А за соседним столиком звучит трескучий бас бородатого человека, истово втолковывающего молодым сотрапезникам:

– Главный корень греха в чем? В помыслах! Не помышляй о дурном, так и греха не будет! Я вот с малолетства мечтаю обо всем человечестве. Однако не люблю матерьялистов – греховно живут! Денно и нощно по магазинам шныряют – не прозевать бы какой мебели, ухватить самолучшее, не то кто другой опередит и не будет через то им никакого счастья! И так до смерти, до последней мебели старинного фасона. – Он прочертил рукой со стаканом крестное знамение, выпил – как подвел итог, откусил огурец, да, видно, солон попался: бородач сморщился, челюсть свело, глаза плаксиво сощурились.

– Тоже мне, идеалист! – ругался один из парней. – «Мечтаю о человечестве»!.. Сектант, что ли?

Старик со старухой поднимаются. Он сразу шагает к выходу, а она домовито оглядывает место, где сидела, – не оставила ли чего? Но делает это без особого старания, так, по привычке.

…Небо совсем прояснилось, солнце припекало, но было душно, парило – где-то кралась гроза.

Вернувшись на дачу, Долотов переоделся в спортивный костюм и пошагал к реке. Миновав дачный поселок, долго шел лесом, а когда вышел на опушку, перед глазами раскинулся пойменный луг в островках ольхового кустарника, дальше просматривался изогнутый плес реки, а за ней, опоясывая чуть не весь горизонт, боевым валом вытянулся высокий берег, и на его ровной высоте, будто в дозоре, стояла одинокая ветряная мельница.

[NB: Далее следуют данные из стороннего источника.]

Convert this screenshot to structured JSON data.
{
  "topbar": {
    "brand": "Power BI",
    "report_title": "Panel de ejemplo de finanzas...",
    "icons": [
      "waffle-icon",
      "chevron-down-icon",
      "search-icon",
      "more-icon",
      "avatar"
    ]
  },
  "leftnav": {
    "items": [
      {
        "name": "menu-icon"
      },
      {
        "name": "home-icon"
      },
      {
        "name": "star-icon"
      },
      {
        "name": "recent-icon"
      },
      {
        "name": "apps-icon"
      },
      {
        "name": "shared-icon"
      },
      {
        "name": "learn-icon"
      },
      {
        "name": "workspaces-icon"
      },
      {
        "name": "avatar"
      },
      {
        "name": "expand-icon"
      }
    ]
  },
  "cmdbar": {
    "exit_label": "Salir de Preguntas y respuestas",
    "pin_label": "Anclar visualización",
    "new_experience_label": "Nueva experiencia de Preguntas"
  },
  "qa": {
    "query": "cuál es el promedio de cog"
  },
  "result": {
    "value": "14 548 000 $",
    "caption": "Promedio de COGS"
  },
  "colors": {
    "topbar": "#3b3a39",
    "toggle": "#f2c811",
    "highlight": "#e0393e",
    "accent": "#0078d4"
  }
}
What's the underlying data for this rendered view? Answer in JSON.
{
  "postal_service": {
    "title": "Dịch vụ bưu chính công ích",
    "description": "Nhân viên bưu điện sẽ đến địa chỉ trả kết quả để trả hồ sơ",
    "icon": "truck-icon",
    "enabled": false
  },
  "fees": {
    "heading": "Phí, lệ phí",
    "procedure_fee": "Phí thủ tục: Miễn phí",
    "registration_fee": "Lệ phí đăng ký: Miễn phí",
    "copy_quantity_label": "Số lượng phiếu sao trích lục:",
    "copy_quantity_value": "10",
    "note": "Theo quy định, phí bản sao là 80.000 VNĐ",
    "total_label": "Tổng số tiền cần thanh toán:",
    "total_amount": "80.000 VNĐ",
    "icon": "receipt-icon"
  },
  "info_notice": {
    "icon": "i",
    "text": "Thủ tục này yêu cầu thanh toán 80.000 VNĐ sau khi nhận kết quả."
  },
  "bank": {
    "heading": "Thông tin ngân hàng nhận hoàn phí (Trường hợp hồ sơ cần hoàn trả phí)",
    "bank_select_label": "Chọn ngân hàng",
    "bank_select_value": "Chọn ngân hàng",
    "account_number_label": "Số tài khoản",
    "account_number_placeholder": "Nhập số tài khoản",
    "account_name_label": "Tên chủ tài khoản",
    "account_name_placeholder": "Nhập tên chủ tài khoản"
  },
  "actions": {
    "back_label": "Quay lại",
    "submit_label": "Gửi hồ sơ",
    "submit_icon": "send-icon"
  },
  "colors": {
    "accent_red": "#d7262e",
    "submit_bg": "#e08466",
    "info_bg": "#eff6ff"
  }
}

С лугов тянуло слабым ветром, радостно и будто захлебываясь, звенели жаворонки.

Добравшись до реки, Долотов искупался и знакомым путем побрел вдоль берега, пока не вышел к домику бакенщика. И неожиданно пробыл там допоздна.

Аким Иванович был общителен, говорлив, в запасе у этого хромого небритого человека, похожего на веселого каторжника, было много разных историй – фронтовых, житейских, историй-притч, всегда подтверждающих, а может быть, определяющих его жизненную философию. Он с интересом расспрашивал Долотова о летной работе, однако ничему не удивлялся и лишь иногда как бы прикидывал в уме, куда бы приспособить услышанное, какое место ему предоставить среди всего ему понятного и хорошо осмысленного.